SPU discusses activism through art
An illustration of an Osage boy named Steven stares into the angry Oklahoma sky, his messy dark haircut whipped by wind. In the distance, social turmoil boils where a funnel cloud forms.
The young Native American observes the oncoming storms that approach his land. This is the reservation his ancestors were pushed onto after the Louisiana purchase started the United State’s westward push, driving the Osage people to a tiny corner of the map of their homeland.
Like his ancestors, his story will be left out of history books.
This is the concept story that Tori Foster created for her senior art show project in 2017, a tale spurred by the discovery of the Osage nation story.
She shared the story on Friday, Feb. 1 at the presentation “Artistic Design as Activism for Social Change” in Seattle Pacific University’s Art Center Gallery, alongside two SPU professors, Laura Lasworth and Karen Gutowsky-Zimmerman.
The three women described various scenarios in which art had been used to create discussion amongst viewers, with the intention to communicate and start conversations rather than make judgements on an issue. Much of the art mentioned was made by the speakers themselves, and still more was by other artistic social activists.
“As a designer, I use design as a way to kind of craft a conversation, or to get people thinking about issues of concern and social justice,” Gutowsky-Zimmerman said.
She has worked with students in past projects, challenging social assumptions by designing games and journaling experiences aimed at student-driven understanding.
In one project, she paired students of different backgrounds, ethnicities and personalities and asked them to ask each other how they define themselves, how others define them and other personal questions.
They were asked to journal these thoughts and draw pictures of their partner each day for one month.
The end results of the project were compiled into a book, illustrating the relationships formed by the people, encouraging the deconstruction of preconceived notions about strangers.
“I just want to have conversations — conversations with people,” Gutowsky-Zimmerman said.
Foster’s activist approach analyzes the historical injustice that the Osage nation has faced, using art as her messenger. To her, the Osage story impelled personal unrest.
“I still don’t understand how it has been forgotten,” Foster said.
“But the emotional and mental turmoil that I had to address since coming across this narrative has been significant.”
Like many other untold accounts of native lands being subject to American western expansion, the Osage land was reduced from expansive territory stretching into more than 10 midwestern states to a small section on the northern border of Oklahoma.
The native people were packed into a miniscule polygon on a map where disease soon spread and quality of living declined.
Then, a particularly large oil reservoir was found on the reservation. For a time, the Osage people were able to make profit from it.

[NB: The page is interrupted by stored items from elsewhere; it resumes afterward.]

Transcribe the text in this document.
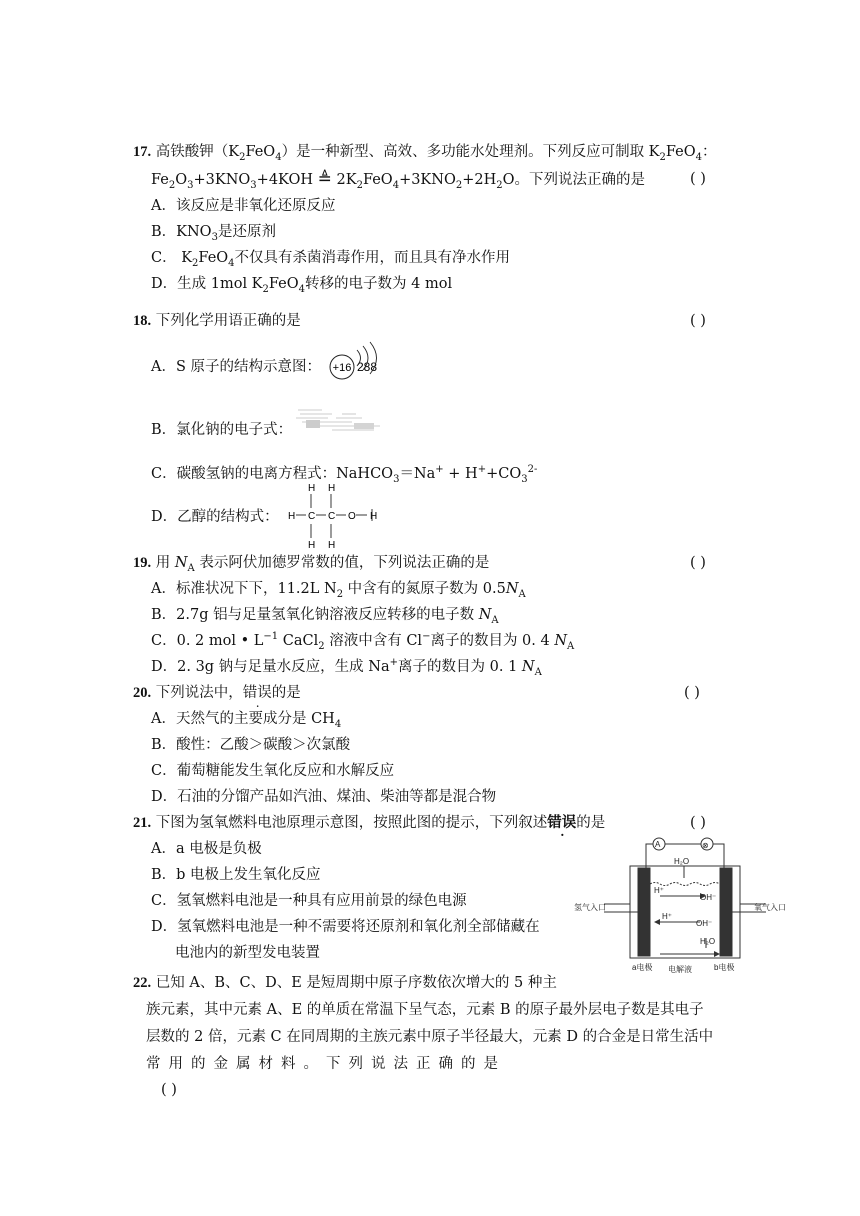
17. 高铁酸钾$(K_2FeO_4)$是一种新型、高效、多功能水处理剂。下列反应可制取 $K_2FeO_4$：
$Fe_2O_3+3KNO_3+4KOH$ ≜ $2K_2FeO_4+3KNO_2+2H_2O$。下列说法正确的是	( )
A．该反应是非氧化还原反应
B．$KNO_3$是还原剂
C． $K_2FeO_4$不仅具有杀菌消毒作用，而且具有净水作用
D．生成 1mol $K_2FeO_4$转移的电子数为 4 mol
18. 下列化学用语正确的是	( )
A．S 原子的结构示意图： +16 288
B．氯化钠的电子式：
C．碳酸氢钠的电离方程式：NaHCO$_3$＝Na+ + $H^++CO_3^{2-}$
D．乙醇的结构式：
H H
H C C O H
H H
19. 用 $N_A$ 表示阿伏加德罗常数的值，下列说法正确的是	( )
A．标准状况下下，11.2L $N_2$ 中含有的氮原子数为 $0.5N_A$
B．2.7g 铝与足量氢氧化钠溶液反应转移的电子数 $N_A$
C．0. 2 mol • $L^{-1}$ CaCl$_2$ 溶液中含有 Cl−离子的数目为 0. 4 $N_A$
D．2. 3g 钠与足量水反应，生成 Na+离子的数目为 0. 1 $N_A$
20. 下列说法中，错误的是	( )
A．天然气的主要成分是 $CH_4$
B．酸性：乙酸＞碳酸＞次氯酸
C．葡萄糖能发生氧化反应和水解反应
D．石油的分馏产品如汽油、煤油、柴油等都是混合物
21. 下图为氢氧燃料电池原理示意图，按照此图的提示，下列叙述错误的是	( )
A．a 电极是负极
B．b 电极上发生氧化反应
C．氢氧燃料电池是一种具有应用前景的绿色电源
D．氢氧燃料电池是一种不需要将还原剂和氧化剂全部储藏在
电池内的新型发电装置
A	⊗
H₂O
H⁺
OH⁻
H⁺
OH⁻
H₂O
氢气入口	氧气入口
a电极 电解液	b电极
22. 已知 A、B、C、D、E 是短周期中原子序数依次增大的 5 种主
族元素，其中元素 A、E 的单质在常温下呈气态，元素 B 的原子最外层电子数是其电子
层数的 2 倍，元素 C 在同周期的主族元素中原子半径最大，元素 D 的合金是日常生活中
常用的金属材料。下列说法正确的是
( )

Outside violence followed shortly after, in addition to new laws proclaiming white individuals as guardians of land based on the American assertion that the Osage people were unable to handle their growing finances. This meant that the money could be taken.
The Osage people were again stripped of the resources their land provided them.
“I was left wondering for a time what I, a white college student, could possibly do to understand or share my findings or even to take steps of reconciliation,” Fosters said.
Her account of the Osage history led into discussion of the character she created, the Osage boy who assumably experiences the era in which violence and financial injustice occurred.
Her art focuses on young Steven and other characters, telling his story from 1920s Oklahoma.
Through telling his story, she hopes to spread awareness of the story of the Osage people.
Dialogue is the goal.
A few topics of discussion that Gutowsky-Zimmerman found particularly pertinent to the Washington region included homelessness and children born in brothels.
These matters are directed at audiences in the form of visual arguments. They aim to gather a following of people who will care enough to speak up about relevant predicaments.
Foster found it difficult in the past to be an activist through her work. Eventually, she chose to speak out.
“For years, I was pretty dormant when it came to being aware of the issues,” she said.
“Even the smallest of steps can be a step in the right direction.”